Née de la ruée vers l’uranium

2019 marque le 50e anniversaire de l’École élémentaire catholique Georges Vanier d’Elliot Lake.

L’école a lancé les festivités le 15 novembre avec le vernissage de la Galerie d’OR, une exposition d’œuvres d’art créées par tous les élèves de l’école sous la direction de Julie Merk, enseignante à la retraite. Une centaine de parents et amis, dont la députée fédérale Carole Hughes, sont venus admirer le travail des élèves.
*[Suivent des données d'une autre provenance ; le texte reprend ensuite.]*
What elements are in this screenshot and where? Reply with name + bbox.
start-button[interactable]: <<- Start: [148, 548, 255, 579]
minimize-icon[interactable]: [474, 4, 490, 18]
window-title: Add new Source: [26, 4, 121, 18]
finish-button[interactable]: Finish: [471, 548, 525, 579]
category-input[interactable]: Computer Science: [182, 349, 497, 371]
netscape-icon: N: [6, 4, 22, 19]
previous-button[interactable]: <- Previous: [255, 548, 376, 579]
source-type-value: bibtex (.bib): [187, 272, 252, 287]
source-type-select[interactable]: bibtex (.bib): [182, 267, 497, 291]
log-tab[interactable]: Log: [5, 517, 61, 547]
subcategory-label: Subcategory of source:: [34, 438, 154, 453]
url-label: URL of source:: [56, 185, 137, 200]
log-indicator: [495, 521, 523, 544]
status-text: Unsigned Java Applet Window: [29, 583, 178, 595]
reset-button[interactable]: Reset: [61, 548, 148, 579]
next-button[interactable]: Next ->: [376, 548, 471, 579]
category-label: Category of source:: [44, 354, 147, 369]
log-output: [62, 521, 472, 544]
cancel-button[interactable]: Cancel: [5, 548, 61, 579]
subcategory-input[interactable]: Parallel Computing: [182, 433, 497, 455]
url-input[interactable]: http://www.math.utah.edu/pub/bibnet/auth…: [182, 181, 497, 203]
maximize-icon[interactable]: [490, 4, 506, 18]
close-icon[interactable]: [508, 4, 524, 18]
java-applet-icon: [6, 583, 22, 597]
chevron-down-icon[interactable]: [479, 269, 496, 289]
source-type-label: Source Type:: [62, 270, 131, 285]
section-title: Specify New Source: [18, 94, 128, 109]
La fête continuera tout au long de l’année avec des activités mensuelles pour les élèves actuels. Le point culminant sera un thé chantant le 8 mai 2020 de 13 h à 15 h. On recherche d’ailleurs des anciens de l’école, élèves et personnel, pour venir participer à la fête. Si c’est votre cas, composez le 705-848-2272.

Petit historique

L’école est née pendant la croissance de la population de la ville en raison des mines d’uranium. Elle porte le nom du premier gouverneur général francophone du Canada, Georges Vanier, qui a occupé ce poste de 1959 à 1967. Il est décédé en fonction deux ans avant l’ouverture de l’école.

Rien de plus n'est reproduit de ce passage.